I stare at her, trying to decide the right answer when all of this feels hollow. I’m not satisfied like she believes. Tears caused by another man hitting her are the opposite of what I wanted. But what the fuck did I want? I ask myself impossible questions that come without answers as her green eyes blaze.

“Can you please take me back to the guest room, or is forcing me to stand here and bear more of their scorn a part of your plan to see me break?”

“What if it is?”

Her lip wobbles, and rather than continue to kick her while she’s down, I pull the fob out of my pocket and unlock the car.

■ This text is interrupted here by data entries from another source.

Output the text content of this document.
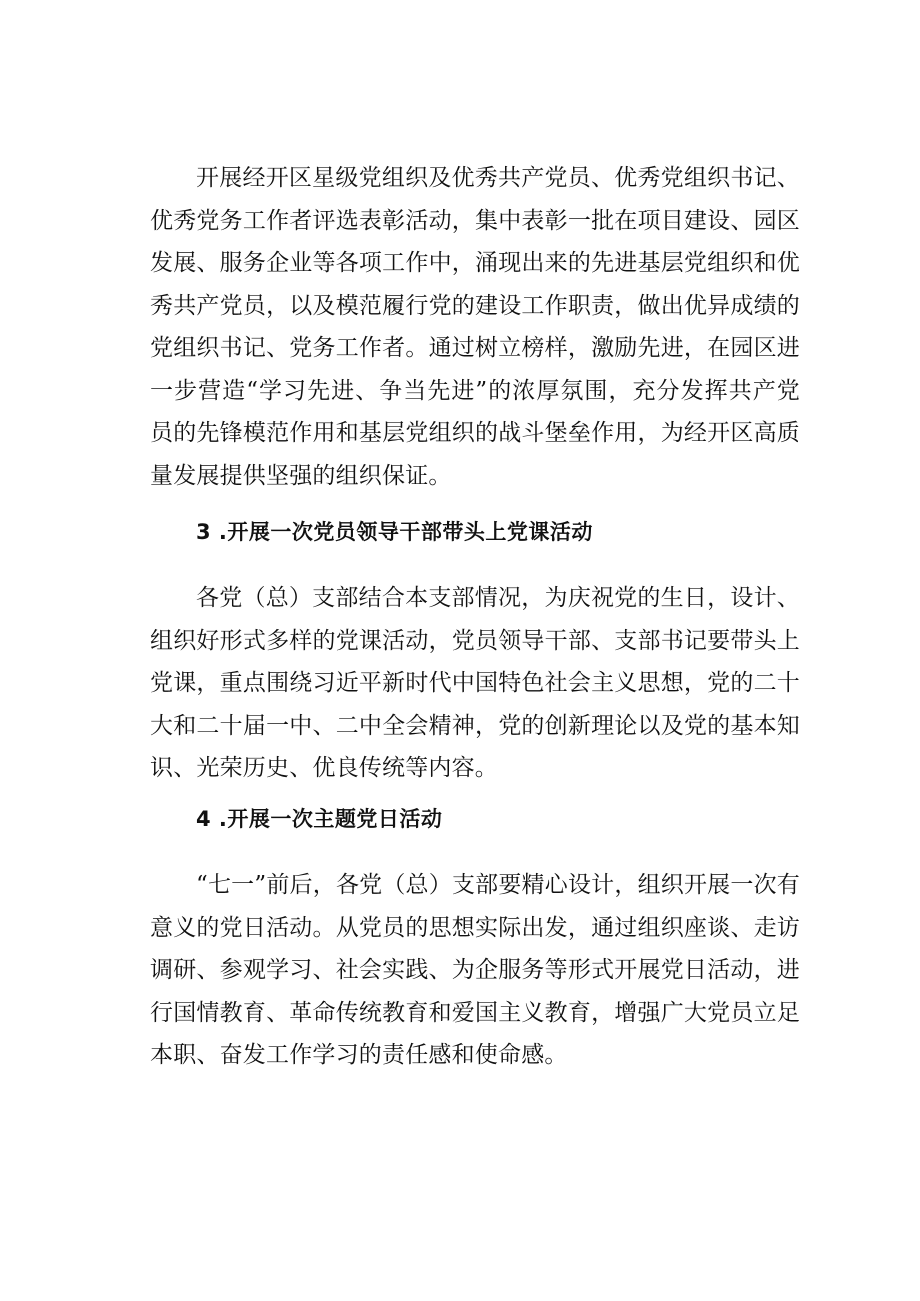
开展经开区星级党组织及优秀共产党员、优秀党组织书记、优秀党务工作者评选表彰活动，集中表彰一批在项目建设、园区发展、服务企业等各项工作中，涌现出来的先进基层党组织和优秀共产党员，以及模范履行党的建设工作职责，做出优异成绩的党组织书记、党务工作者。通过树立榜样，激励先进，在园区进一步营造“学习先进、争当先进”的浓厚氛围，充分发挥共产党员的先锋模范作用和基层党组织的战斗堡垒作用，为经开区高质量发展提供坚强的组织保证。

3 .开展一次党员领导干部带头上党课活动

各党（总）支部结合本支部情况，为庆祝党的生日，设计、组织好形式多样的党课活动，党员领导干部、支部书记要带头上党课，重点围绕习近平新时代中国特色社会主义思想，党的二十大和二十届一中、二中全会精神，党的创新理论以及党的基本知识、光荣历史、优良传统等内容。

4 .开展一次主题党日活动

“七一”前后，各党（总）支部要精心设计，组织开展一次有意义的党日活动。从党员的思想实际出发，通过组织座谈、走访调研、参观学习、社会实践、为企服务等形式开展党日活动，进行国情教育、革命传统教育和爱国主义教育，增强广大党员立足本职、奋发工作学习的责任感和使命感。
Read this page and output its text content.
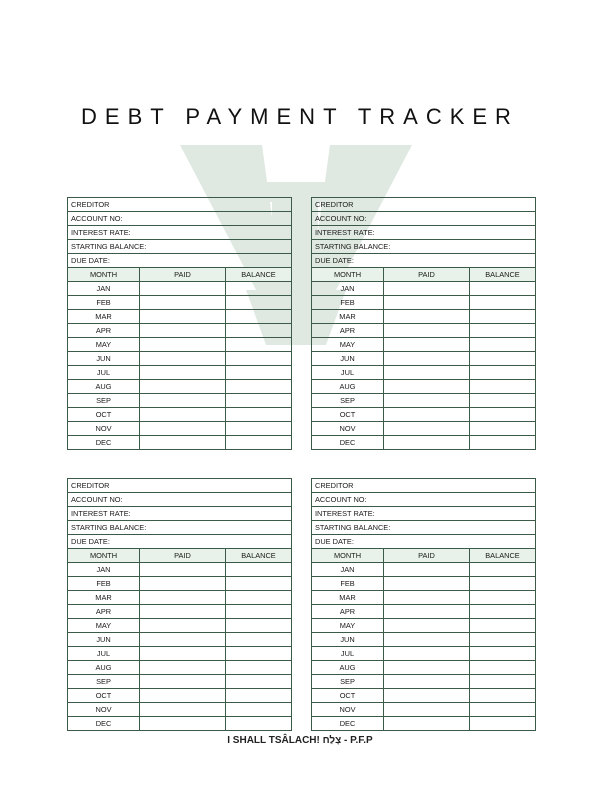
DEBT PAYMENT TRACKER
CREDITOR		
ACCOUNT NO:		
INTEREST RATE:		
STARTING BALANCE:		
DUE DATE:		
MONTH	PAID	BALANCE
JAN		
FEB		
MAR		
APR		
MAY		
JUN		
JUL		
AUG		
SEP		
OCT		
NOV		
DEC		
CREDITOR		
ACCOUNT NO:		
INTEREST RATE:		
STARTING BALANCE:		
DUE DATE:		
MONTH	PAID	BALANCE
JAN		
FEB		
MAR		
APR		
MAY		
JUN		
JUL		
AUG		
SEP		
OCT		
NOV		
DEC		
CREDITOR		
ACCOUNT NO:		
INTEREST RATE:		
STARTING BALANCE:		
DUE DATE:		
MONTH	PAID	BALANCE
JAN		
FEB		
MAR		
APR		
MAY		
JUN		
JUL		
AUG		
SEP		
OCT		
NOV		
DEC		
CREDITOR		
ACCOUNT NO:		
INTEREST RATE:		
STARTING BALANCE:		
DUE DATE:		
MONTH	PAID	BALANCE
JAN		
FEB		
MAR		
APR		
MAY		
JUN		
JUL		
AUG		
SEP		
OCT		
NOV		
DEC		

I SHALL TSÂLACH! צָלַח - P.F.P
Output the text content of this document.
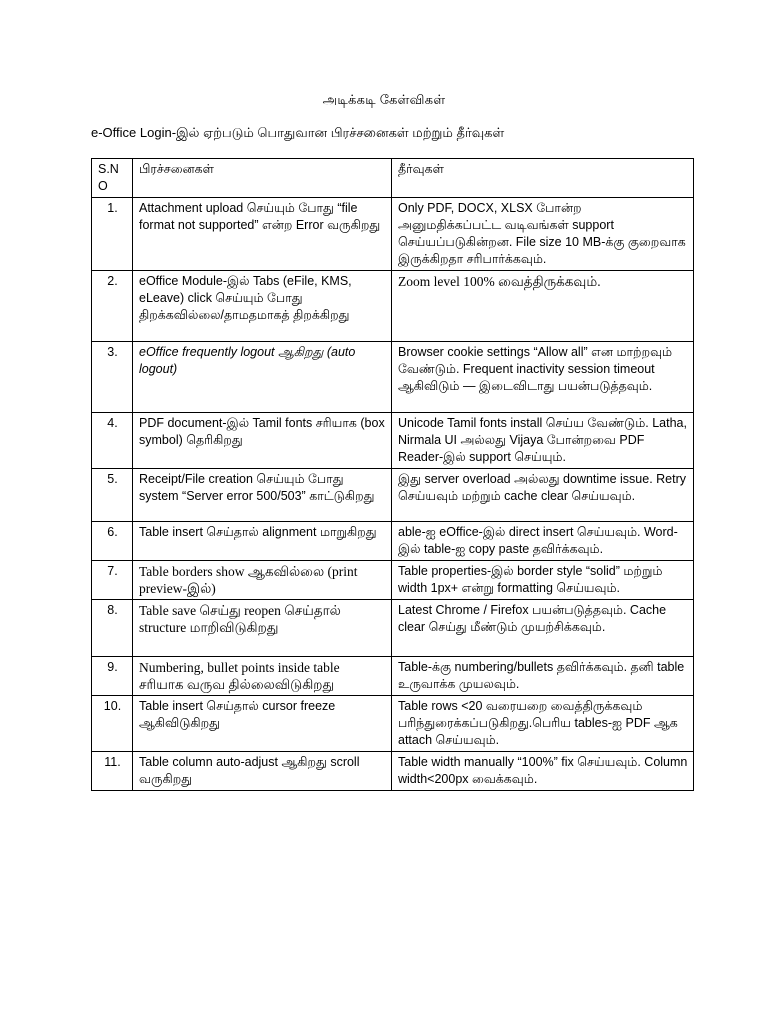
அடிக்கடி கேள்விகள்
e-Office Login-இல் ஏற்படும் பொதுவான பிரச்சனைகள் மற்றும் தீர்வுகள்
S.NO	பிரச்சனைகள்	தீர்வுகள்
1.	Attachment upload செய்யும் போது “file format not supported” என்ற Error வருகிறது	Only PDF, DOCX, XLSX போன்ற அனுமதிக்கப்பட்ட வடிவங்கள் support செய்யப்படுகின்றன. File size 10 MB-க்கு குறைவாக இருக்கிறதா சரிபார்க்கவும்.
2.	eOffice Module-இல் Tabs (eFile, KMS, eLeave) click செய்யும் போது திறக்கவில்லை/தாமதமாகத் திறக்கிறது	Zoom level 100% வைத்திருக்கவும்.
3.	eOffice frequently logout ஆகிறது (auto logout)	Browser cookie settings “Allow all” என மாற்றவும் வேண்டும். Frequent inactivity session timeout ஆகிவிடும் — இடைவிடாது பயன்படுத்தவும்.
4.	PDF document-இல் Tamil fonts சரியாக (box symbol) தெரிகிறது	Unicode Tamil fonts install செய்ய வேண்டும். Latha, Nirmala UI அல்லது Vijaya போன்றவை PDF Reader-இல் support செய்யும்.
5.	Receipt/File creation செய்யும் போது system “Server error 500/503” காட்டுகிறது	இது server overload அல்லது downtime issue. Retry செய்யவும் மற்றும் cache clear செய்யவும்.
6.	Table insert செய்தால் alignment மாறுகிறது	able-ஐ eOffice-இல் direct insert செய்யவும். Word-இல் table-ஐ copy paste தவிர்க்கவும்.
7.	Table borders show ஆகவில்லை (print preview-இல்)	Table properties-இல் border style “solid” மற்றும் width 1px+ என்று formatting செய்யவும்.
8.	Table save செய்து reopen செய்தால் structure மாறிவிடுகிறது	Latest Chrome / Firefox பயன்படுத்தவும். Cache clear செய்து மீண்டும் முயற்சிக்கவும்.
9.	Numbering, bullet points inside table சரியாக வருவ தில்லைவிடுகிறது	Table-க்கு numbering/bullets தவிர்க்கவும். தனி table உருவாக்க முயலவும்.
10.	Table insert செய்தால் cursor freeze ஆகிவிடுகிறது	Table rows <20 வரையறை வைத்திருக்கவும் பரிந்துரைக்கப்படுகிறது.பெரிய tables-ஐ PDF ஆக attach செய்யவும்.
11.	Table column auto-adjust ஆகிறது scroll வருகிறது	Table width manually “100%” fix செய்யவும். Column width<200px வைக்கவும்.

She slips inside as fast as she can, closing the door and buckling herself before I’ve made it around the car. Her entire body shakes, and I’m not sure if it’s from the cold or the stress of the situation. She’s poorly dressed for a spring garden party in more than just style.

I crank up the heat, and she doesn’t complain, but she also doesn’t speak or look at me. If I hoped she would keep crying, I’m disappointed again, and somehow this quiet suffering is worse. How did she learn to take it so well and keep her face solemn like this while everything goes wrong?

The answer is exceedingly clear—this is far from the first time he’s treated her this way.

Maeve is a victim of Cornelius too, but does that mean I should stop trying to ruin her?

I don’t think I can.

We drive back to the apartment, and the entire way is silent. Maeve’s body hasn’t stopped shaking even with the heat, and I’m growing more tense by the second, wishing she would just freaking cry.

When I drop her off at the room, I look at her for a long time before speaking.

“This doesn’t change anything.”

She looks up at me, not seeming to make sense of what I’m saying.

“It changes everything,” she argues.

“What do you mean?”

“I believe you now. You won’t rest until I’ve suffered.”

“Maeve.” I try to argue, but what can I say? It’s true.

“Sleep well, Diego. You’ve done your duty.”

I leave her there, lock the door, and head to bed, thinking about what I saw today and what she said.

Is there a chance I’ve taken my energy out in the wrong direction? Is this all a flawed plan, given his daughter seems to mean so little to him?

It doesn’t really matter either way. I’ve made a plan of action, and I’ll stick to it. By the end, he’ll have paid in more ways than he can count.